Porque o Outro tem um ponto de partida diferente. Talvez o ponto final, o ponto de destino, coincida. Talvez não. Mas se não chegarmos ao fim, não poderemos julgar se existe um Deus ou não, ou se é o nosso Deus ou não. Poderíamos afirmar isso desde o início. Mas devemos provar isso. E não podemos prová-lo convencendo um ao outro. Deveríamos realizar nossa fé dentro de nós. Portanto, devemos nos tornar santos. Deveríamos nos tornar verdadeiros cristãos. Não apenas principiantes.

Devemos chegar mais perto do ponto de destino final, e somente a partir desse ponto, devemos julgar o Outro. E talvez julgar a nós mesmos, ao invés de julgar o Outro. Porque quanto mais nos aproximamos de Deus, menos desejo temos de julgar o Outro, e quanto mais divinos nos tornamos: menos agressivos, menos vontade de poder. Isso é muito importante! Ao chegar ao cerne de nossa religião, nos tornamos de alguma forma universais – mas não ao impor nosso ponto de partida ao Outro.

No caso do liberalismo, os liberais não podem dizer que defendem seu Deus. Eles defendem sua verdade única: o puro relativismo, a atitude totalmente niilista. Sua sociedade poderia ser niilista, mas a decisão é sua. Pode ser do seu jeito, para Deus ou para o diabo, mas cabe a você decidir. A única coisa que insistimos é que todos têm o direito de ser diferentes.

Se a América está feliz com sua sociedade, aí é com vocês. O presidente é seu. Mas tenho quase certeza absoluta de que metade do povo americano também rejeita estas interpretações do liberalismo. Porque é antiliberalismo em sua essência: obrigar o Outro que não quer aceitar seus pontos de vista. O bom do liberalismo é aceitar as diferenças. O liberalismo de esquerda dos tempos modernos não aceita as diferenças. Ele nos obriga a pensar à sua maneira. Dizer uma coisa e nunca outras coisas. E nós rejeitamos isso. É puro totalitarismo. É algo perigoso e devemos lutar contra isso.
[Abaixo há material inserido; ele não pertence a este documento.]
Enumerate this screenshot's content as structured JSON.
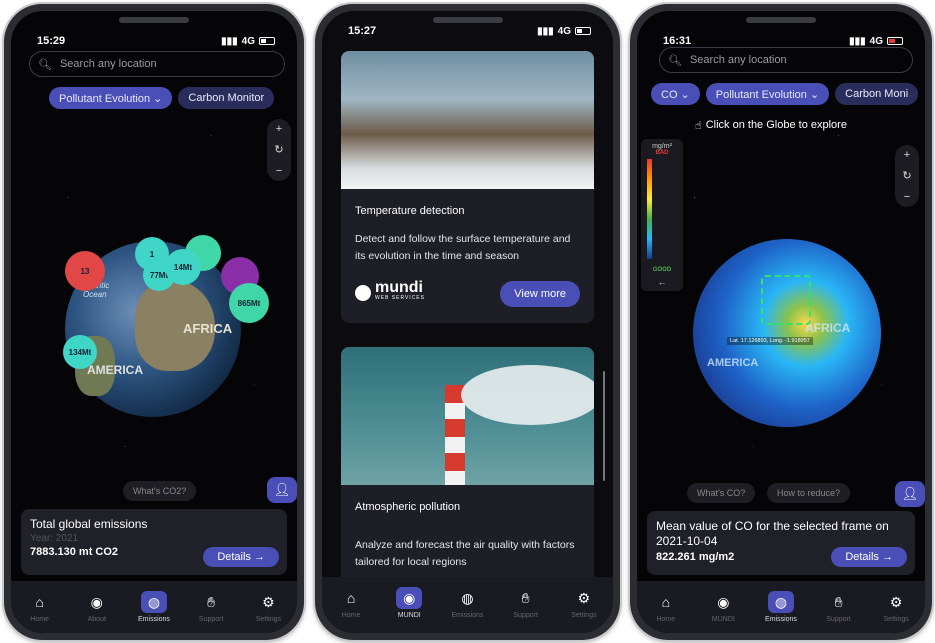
{
  "phones": [
    {
      "time": "15:29",
      "network": "4G",
      "search_placeholder": "Search any location",
      "chips": [
        "Pollutant Evolution ⌄",
        "Carbon Monitor"
      ],
      "bubbles": [
        "1",
        "77Mt",
        "14Mt",
        "865Mt",
        "134Mt",
        "13"
      ],
      "globe_labels": [
        "Atlantic Ocean",
        "AFRICA",
        "AMERICA"
      ],
      "faq": "What's CO2?",
      "card": {
        "title": "Total global emissions",
        "year": "Year: 2021",
        "value": "7883.130 mt CO2",
        "button": "Details →"
      },
      "nav": [
        "Home",
        "About",
        "Emissions",
        "Support",
        "Settings"
      ],
      "active_nav": "Emissions"
    },
    {
      "time": "15:27",
      "network": "4G",
      "card1": {
        "title": "Temperature detection",
        "desc": "Detect and follow the surface temperature and its evolution in the time and season",
        "logo": "mundi",
        "logo_sub": "WEB SERVICES",
        "button": "View more"
      },
      "card2": {
        "title": "Atmospheric pollution",
        "desc": "Analyze and forecast the air quality with factors tailored for local regions"
      },
      "nav": [
        "Home",
        "MUNDI",
        "Emissions",
        "Support",
        "Settings"
      ],
      "active_nav": "MUNDI"
    },
    {
      "time": "16:31",
      "network": "4G",
      "search_placeholder": "Search any location",
      "chips": [
        "CO ⌄",
        "Pollutant Evolution ⌄",
        "Carbon Moni"
      ],
      "hint": "Click on the Globe to explore",
      "legend_unit": "mg/m²",
      "legend_top": "BAD",
      "legend_bottom": "GOOD",
      "coords": "Lat. 17.126893, Long. -1.918957",
      "globe_labels": [
        "AFRICA",
        "AMERICA"
      ],
      "faq": [
        "What's CO?",
        "How to reduce?"
      ],
      "card": {
        "title": "Mean value of CO for the selected frame on 2021-10-04",
        "value": "822.261 mg/m2",
        "button": "Details →"
      },
      "nav": [
        "Home",
        "MUNDI",
        "Emissions",
        "Support",
        "Settings"
      ],
      "active_nav": "Emissions"
    }
  ],
  "colors": {
    "accent": "#4a4fb8",
    "background": "#050507",
    "card": "#1f2028"
  }
}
Alguns dizem que o liberalismo estava condenado desde o início, e outros apontam o efeito corrosivo da tecnologia sobre a democracia. Qual você acredita ter sido o erro fatal do liberalismo?

Eu acompanhei a história do liberalismo até suas raízes. E quanto mais investigo, mais estou convencido de que desde o início – ou pouco antes do início – o liberalismo tinha o conceito metafísico errado.

Estou falando da fonte do liberalismo. Duns Scotus (um frade franciscano considerado um dos mais importantes filósofos-teólogos da Idade Média), afirmou que a coisa mais geral é a matéria. O indivíduo é o ponto mais alto, a coisa mais espiritual, a coroa. Haecceidade em latim. Sua coisidade (ou quididade). Deus não criou ideias ou espécies, ele criou indivíduos.

Isso estava totalmente oposto ao realismo de Tomás de Aquino e Platão e Aristóteles. Porque, segundo Platão e Aristóteles, o espiritual era algo que pertencia ao gênero da espécie: a coisa mais geral ou ideia geral. A matéria serve apenas para separar. Esta influência da matéria separadora sobre a ideia geral cria o indivíduo. O indivíduo é o nível mais baixo.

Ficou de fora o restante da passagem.